It’s summertime, and I am five years old. In the bedroom that I share with my older brother in our small apartment in Chicago, I awake to the sound of my father’s sobbing, a sound I have never heard before. A telegram has informed him that his brother Anselm, who lives in New York, has died unexpectedly of a heart attack at the age of forty-five. It’s the first time I have ever seen my father cry. I climb onto his lap, frightened and upset, trying to comfort him.
Despite the many losses he has known, my father is usually optimistic and positive, a cheerful man with a wry sense of humor. I’m always giggling at his jokes, although I have no idea what most of them mean, especially the ones in German and Polish.
Anselm was the only one of my father’s four siblings to survive the war–the last living link to the family and life they left behind in Europe. As a child, I don’t yet understand what this loss represents: a final end to my father’s prewar world, a last connection to his childhood and his past. What cruel irony for his brother to escape the Holocaust and survive the war, only to die at a relatively young age in this new country.
Now it’s 1964, I’m 18, a college student home for the summer. My parents have just moved to Brooklyn after a disastrous two-year attempt at living in Florida. I’ve become the designated driver for them; my mother never learned to drive, and my father is in failing health and no longer has confidence in his driving abilities. He asks me one day, when my mother is at work, to drive him to the cemetery where his brother Anselm is buried. He hasn’t been there in many years.
I’ve never visited a cemetery and have no idea what to expect. This one is halfway out on Long Island, an hour’s drive from Brooklyn. As we approach the big iron gate, I am shocked that the place looks ancient, overcrowded, neglected. No beautiful green expanses of lawn here, just jumbled, closely-packed headstones, some broken, half-hidden. Searching for Anselm’s plot through a labyrinth of deeply-shaded walkways, we stop to read barely legible Hebrew names and dates on crooked grave markers. I feel the weight of memories buried here as we find the small crumbling headstone that marks Anselm’s grave.
Minutes pass slowly as my father and I stand in silence, tearfully contemplating this last reminder of his brother’s life. I don’t know what to say, cannot find words that feel right, my voice is caught in my throat. All I can do is take my father’s hand, trying to convey that I understand his pain, although I’m sure that I don’t. We search carefully for a few small stones to place gently on Anselm’s headstone, ashes to ashes, dust to dust. Holding tightly to one another’s hand, we find our way back along dark and winding gravel paths.

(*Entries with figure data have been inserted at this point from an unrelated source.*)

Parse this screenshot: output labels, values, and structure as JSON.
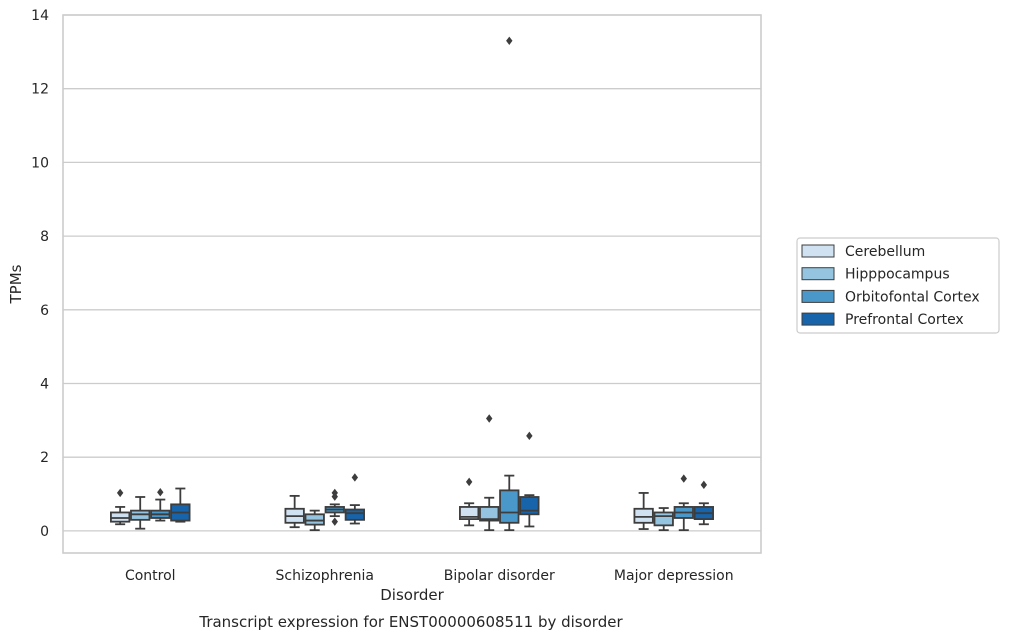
{
  "chart_data": {
    "type": "box",
    "title": "Transcript expression for ENST00000608511 by disorder",
    "xlabel": "Disorder",
    "ylabel": "TPMs",
    "ylim": [
      -0.6,
      14
    ],
    "yticks": [
      0,
      2,
      4,
      6,
      8,
      10,
      12,
      14
    ],
    "grid": true,
    "legend_position": "right",
    "categories": [
      "Control",
      "Schizophrenia",
      "Bipolar disorder",
      "Major depression"
    ],
    "series": [
      {
        "name": "Cerebellum",
        "color": "#d0e1f2",
        "boxes": [
          {
            "whisker_low": 0.18,
            "q1": 0.25,
            "median": 0.35,
            "q3": 0.5,
            "whisker_high": 0.65,
            "outliers": [
              1.03
            ]
          },
          {
            "whisker_low": 0.1,
            "q1": 0.22,
            "median": 0.4,
            "q3": 0.6,
            "whisker_high": 0.95,
            "outliers": []
          },
          {
            "whisker_low": 0.15,
            "q1": 0.32,
            "median": 0.38,
            "q3": 0.65,
            "whisker_high": 0.75,
            "outliers": [
              1.33
            ]
          },
          {
            "whisker_low": 0.05,
            "q1": 0.22,
            "median": 0.38,
            "q3": 0.6,
            "whisker_high": 1.03,
            "outliers": []
          }
        ]
      },
      {
        "name": "Hipppocampus",
        "color": "#94c4df",
        "boxes": [
          {
            "whisker_low": 0.06,
            "q1": 0.3,
            "median": 0.45,
            "q3": 0.55,
            "whisker_high": 0.92,
            "outliers": []
          },
          {
            "whisker_low": 0.02,
            "q1": 0.17,
            "median": 0.28,
            "q3": 0.45,
            "whisker_high": 0.55,
            "outliers": []
          },
          {
            "whisker_low": 0.02,
            "q1": 0.28,
            "median": 0.32,
            "q3": 0.65,
            "whisker_high": 0.9,
            "outliers": [
              3.05
            ]
          },
          {
            "whisker_low": 0.02,
            "q1": 0.15,
            "median": 0.4,
            "q3": 0.5,
            "whisker_high": 0.62,
            "outliers": []
          }
        ]
      },
      {
        "name": "Orbitofontal Cortex",
        "color": "#4a98c9",
        "boxes": [
          {
            "whisker_low": 0.28,
            "q1": 0.35,
            "median": 0.45,
            "q3": 0.55,
            "whisker_high": 0.85,
            "outliers": [
              1.05
            ]
          },
          {
            "whisker_low": 0.4,
            "q1": 0.5,
            "median": 0.58,
            "q3": 0.65,
            "whisker_high": 0.72,
            "outliers": [
              1.03,
              0.93,
              0.25
            ]
          },
          {
            "whisker_low": 0.02,
            "q1": 0.22,
            "median": 0.5,
            "q3": 1.1,
            "whisker_high": 1.5,
            "outliers": [
              13.3
            ]
          },
          {
            "whisker_low": 0.02,
            "q1": 0.35,
            "median": 0.5,
            "q3": 0.65,
            "whisker_high": 0.75,
            "outliers": [
              1.42
            ]
          }
        ]
      },
      {
        "name": "Prefrontal Cortex",
        "color": "#1764ab",
        "boxes": [
          {
            "whisker_low": 0.25,
            "q1": 0.28,
            "median": 0.5,
            "q3": 0.72,
            "whisker_high": 1.15,
            "outliers": []
          },
          {
            "whisker_low": 0.2,
            "q1": 0.3,
            "median": 0.48,
            "q3": 0.58,
            "whisker_high": 0.7,
            "outliers": [
              1.45
            ]
          },
          {
            "whisker_low": 0.12,
            "q1": 0.45,
            "median": 0.55,
            "q3": 0.92,
            "whisker_high": 0.97,
            "outliers": [
              2.58
            ]
          },
          {
            "whisker_low": 0.18,
            "q1": 0.32,
            "median": 0.48,
            "q3": 0.65,
            "whisker_high": 0.75,
            "outliers": [
              1.25
            ]
          }
        ]
      }
    ]
  }
}
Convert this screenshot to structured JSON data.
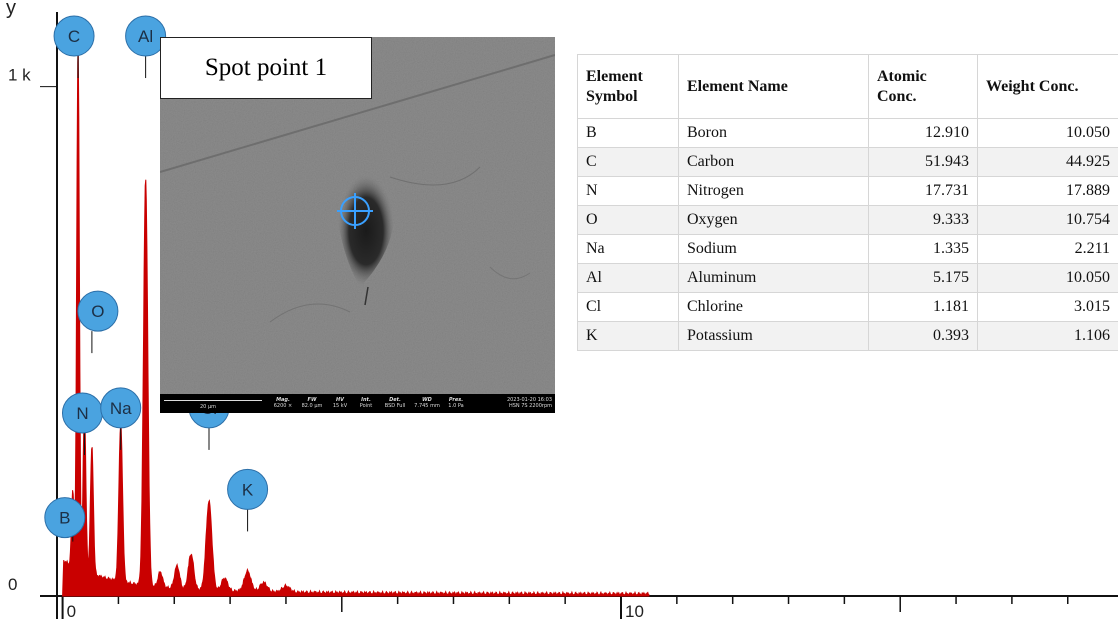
{
  "chart_data": {
    "type": "line",
    "title": "",
    "xlabel": "",
    "ylabel": "",
    "xlim": [
      -0.1,
      18.9
    ],
    "ylim": [
      0,
      1170
    ],
    "y_ticks": [
      {
        "value": 0,
        "label": "0"
      },
      {
        "value": 1000,
        "label": "1 k"
      }
    ],
    "x_ticks": [
      {
        "value": 0,
        "label": "0"
      },
      {
        "value": 10,
        "label": "10"
      }
    ],
    "axis_top_label": "y",
    "series_color": "#c90000",
    "peak_lines": [
      {
        "element": "B",
        "energy": 0.183,
        "counts": 150
      },
      {
        "element": "C",
        "energy": 0.277,
        "counts": 1040
      },
      {
        "element": "N",
        "energy": 0.392,
        "counts": 320
      },
      {
        "element": "O",
        "energy": 0.525,
        "counts": 250
      },
      {
        "element": "Na",
        "energy": 1.041,
        "counts": 310
      },
      {
        "element": "Al",
        "energy": 1.487,
        "counts": 800
      },
      {
        "element": "Cl",
        "energy": 2.622,
        "counts": 175
      },
      {
        "element": "K",
        "energy": 3.313,
        "counts": 40
      }
    ],
    "peak_labels": [
      "B",
      "C",
      "N",
      "O",
      "Na",
      "Al",
      "Cl",
      "K"
    ],
    "label_color": "#4aa3e0",
    "grid": false
  },
  "sem_image": {
    "title": "Spot point 1",
    "scale_bar": "20 µm",
    "info_headers": [
      "Mag.",
      "FW",
      "HV",
      "Int.",
      "Det.",
      "WD",
      "Pres."
    ],
    "info_values": [
      "6200 ×",
      "82.0 µm",
      "15 kV",
      "Point",
      "BSD Full",
      "7.745 mm",
      "1.0 Pa"
    ],
    "datetime": "2023-01-20 16:03",
    "instrument": "HSN 7S 2200rpm"
  },
  "table": {
    "headers": [
      "Element Symbol",
      "Element Name",
      "Atomic Conc.",
      "Weight Conc."
    ],
    "rows": [
      {
        "symbol": "B",
        "name": "Boron",
        "atomic": "12.910",
        "weight": "10.050"
      },
      {
        "symbol": "C",
        "name": "Carbon",
        "atomic": "51.943",
        "weight": "44.925"
      },
      {
        "symbol": "N",
        "name": "Nitrogen",
        "atomic": "17.731",
        "weight": "17.889"
      },
      {
        "symbol": "O",
        "name": "Oxygen",
        "atomic": "9.333",
        "weight": "10.754"
      },
      {
        "symbol": "Na",
        "name": "Sodium",
        "atomic": "1.335",
        "weight": "2.211"
      },
      {
        "symbol": "Al",
        "name": "Aluminum",
        "atomic": "5.175",
        "weight": "10.050"
      },
      {
        "symbol": "Cl",
        "name": "Chlorine",
        "atomic": "1.181",
        "weight": "3.015"
      },
      {
        "symbol": "K",
        "name": "Potassium",
        "atomic": "0.393",
        "weight": "1.106"
      }
    ]
  }
}
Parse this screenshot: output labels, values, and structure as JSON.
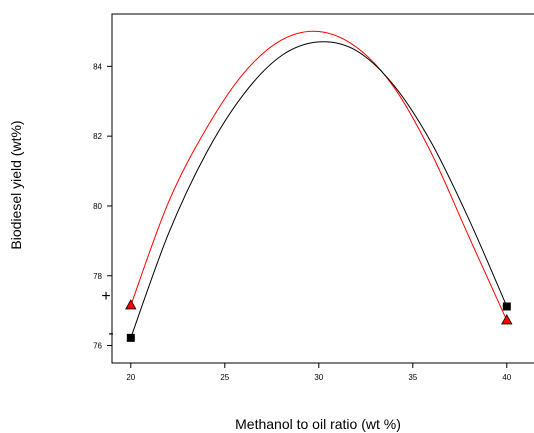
{
  "chart_data": {
    "type": "line",
    "title": "",
    "xlabel": "Methanol to oil ratio (wt %)",
    "ylabel": "Biodiesel yield (wt%)",
    "xlim": [
      19,
      41.5
    ],
    "ylim": [
      75.5,
      85.5
    ],
    "x_ticks": [
      "20",
      "25",
      "30",
      "35",
      "40"
    ],
    "y_ticks": [
      "76",
      "78",
      "80",
      "82",
      "84"
    ],
    "grid": false,
    "series": [
      {
        "key": "plus",
        "name": "+",
        "color": "#ff0000",
        "marker": "triangle",
        "marker_color": "#ff0000",
        "endpoints": [
          {
            "x": 20,
            "y": 77.15
          },
          {
            "x": 40,
            "y": 76.72
          }
        ],
        "curve": [
          {
            "x": 20,
            "y": 77.15
          },
          {
            "x": 22,
            "y": 80.1
          },
          {
            "x": 24,
            "y": 82.2
          },
          {
            "x": 26,
            "y": 83.8
          },
          {
            "x": 28,
            "y": 84.75
          },
          {
            "x": 30,
            "y": 85.0
          },
          {
            "x": 32,
            "y": 84.55
          },
          {
            "x": 34,
            "y": 83.4
          },
          {
            "x": 36,
            "y": 81.5
          },
          {
            "x": 38,
            "y": 79.1
          },
          {
            "x": 40,
            "y": 76.72
          }
        ]
      },
      {
        "key": "minus",
        "name": "-",
        "color": "#000000",
        "marker": "square",
        "marker_color": "#000000",
        "endpoints": [
          {
            "x": 20,
            "y": 76.22
          },
          {
            "x": 40,
            "y": 77.12
          }
        ],
        "curve": [
          {
            "x": 20,
            "y": 76.22
          },
          {
            "x": 22,
            "y": 79.2
          },
          {
            "x": 24,
            "y": 81.5
          },
          {
            "x": 26,
            "y": 83.2
          },
          {
            "x": 28,
            "y": 84.3
          },
          {
            "x": 30,
            "y": 84.7
          },
          {
            "x": 32,
            "y": 84.45
          },
          {
            "x": 34,
            "y": 83.45
          },
          {
            "x": 36,
            "y": 81.8
          },
          {
            "x": 38,
            "y": 79.6
          },
          {
            "x": 40,
            "y": 77.12
          }
        ]
      }
    ]
  },
  "legend": {
    "plus_label": "+",
    "minus_label": "-"
  }
}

My father dies quite suddenly, three years later. He is sixty-four; I am twenty-one. The day at the cemetery replays in my mind. I wish I would have had more curiosity about his life, asked better and deeper questions while I had the chance. A couple of years after his death, I move to Tel Aviv. While taking a nap in my apartment one sunny afternoon, I have a dream about him: we are riding on a bus together, on a wide boulevard near the Mediterranean, talking and laughing, when suddenly and without warning, he pulls the cord to signal the driver. The bus slows and stops, and he gets off. Puzzled, the other passengers and I descend from the bus and see that my father is lying in the street, dead. We stand calmly in silence for a long time, looking, then reluctantly we climb back on the bus and it continues on its way.
Judith Teich, a retired behavioral health services researcher and clinical social worker, earned a BA in English from Boston University and an MSW from New York University. Her personal essays have been published in JAMA, the Washington Post, and most recently in the Christian Science Monitor and Moment Magazine.